Des Casques bleus népalais ont bien importé en Haïti la souche de choléra responsable de l'épidémie qui a fait plus de 5500 morts dans le pays, conclut une étude épidémiologique publiée par les Centres américains de contrôle et de prévention des maladies (CDC).

Cette recherche, menée par un groupe de médecins français, paraît dans le journal Emerging Infectious Diseases des CDC daté de juillet.

Elle est la première, hors d'Haïti, à établir clairement un lien direct entre l'arrivée de ce bataillon de l'ONU près de la petite ville de Mirebalais et l'épidémie qui a éclaté fin 2010.

Ce lien, qui avait été suspecté, a provoqué des émeutes anti-onusiennes sanglantes dans le pays, le plus pauvre du continent américain.

«Il y a eu une parfaite corrélation dans le temps et les lieux entre l'arrivée du bataillon népalais venant d'une région (au Népal) où sévissait une épidémie de choléra et l'apparition des premiers cas, à Meille, quelques jours plus tard», écrivent les auteurs de ce rapport.

«L'isolement de Meille, dans la partie centrale d'Haïti, et l'absence d'information faisant état de la venue d'autres étrangers dans la région» rend improbable l'importation d'une souche de choléra «d'une autre façon».
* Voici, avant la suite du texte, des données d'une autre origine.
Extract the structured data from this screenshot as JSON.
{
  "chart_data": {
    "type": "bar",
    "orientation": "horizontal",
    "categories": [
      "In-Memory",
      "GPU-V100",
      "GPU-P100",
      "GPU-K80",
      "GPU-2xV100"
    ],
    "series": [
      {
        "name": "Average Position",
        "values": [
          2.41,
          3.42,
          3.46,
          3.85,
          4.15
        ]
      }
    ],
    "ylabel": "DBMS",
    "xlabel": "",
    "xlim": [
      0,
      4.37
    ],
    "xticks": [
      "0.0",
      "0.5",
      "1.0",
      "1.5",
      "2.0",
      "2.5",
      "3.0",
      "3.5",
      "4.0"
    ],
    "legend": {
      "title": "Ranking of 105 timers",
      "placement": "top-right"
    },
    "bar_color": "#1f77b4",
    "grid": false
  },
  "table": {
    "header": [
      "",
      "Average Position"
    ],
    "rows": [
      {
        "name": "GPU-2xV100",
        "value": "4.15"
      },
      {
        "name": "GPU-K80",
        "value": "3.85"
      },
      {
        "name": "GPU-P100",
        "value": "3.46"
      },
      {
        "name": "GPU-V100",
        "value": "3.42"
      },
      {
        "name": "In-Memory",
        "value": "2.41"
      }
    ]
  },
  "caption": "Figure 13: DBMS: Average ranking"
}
En outre, une analyse génétique de la souche conforte l'hypothèse de son origine lointaine, soulignent ces médecins qui notent qu'aucune épidémie de choléra n'avait été observée dans le pays depuis plus d'un siècle.

L'infection s'est rapidement propagée par la rivière Meille dans laquelle les eaux usées et des matières fécales du camp des soldats népalais se déversaient.

«Nous pensons que la rivière Meille a été le vecteur du choléra durant les premiers jours de l'épidémie en véhiculant suffisamment de concentration de la bactérie pour provoquer l'infection chez une personne qui a bu de cette eau», concluent les auteurs de cette recherche.

Ensuite, le choléra s'est propagé via la rivière Artibonite dont la Meille est un affluent.

«Nos enquêtes, aussi bien que les analyses statistiques, révèlent que la contamination s'est produite simultanément dans sept communes situées sur les rives de l'Artibonite», soulignent les chercheurs.

«Nous sommes au courant du rapport et comme pour les autres, nous allons rapidement étudier ses conclusions», a réagi un porte-parole de l'ONU, Farhan Haq. «Nous regardons tout cela très sérieusement», a-t-il ajouté.

«Comme vous le savez, nous sommes très préoccupés par l'épidémie de choléra en Haïti, raison pour laquelle le secrétaire général (Ban Ki-moon) avait mis en place en début d'année un groupe d'experts indépendants» pour enquêter sur l'origine de l'épidémie, a-t-il souligné.

L'ONU avait diffusé il y a quelques semaines une étude qui incriminait une souche d'Asie du Sud tout en se gardant d'accuser le camp des Casques bleus népalais d'être la source de la contamination.

Fin novembre 2010, après avoir mené une mission de plusieurs jours sur place à la demande du gouvernement haïtien, l'épidémiologiste français Renaud Piarroux avait assuré que l'épidémie avait été importée, la souche ne pouvant provenir ni de l'environnement, ni des camps de sinistrés du séisme du 12 janvier 2010.

Selon des chiffres du ministère de la Santé publique haïtienne, 5506 personnes sont mortes depuis l'apparition du choléra fin 2010.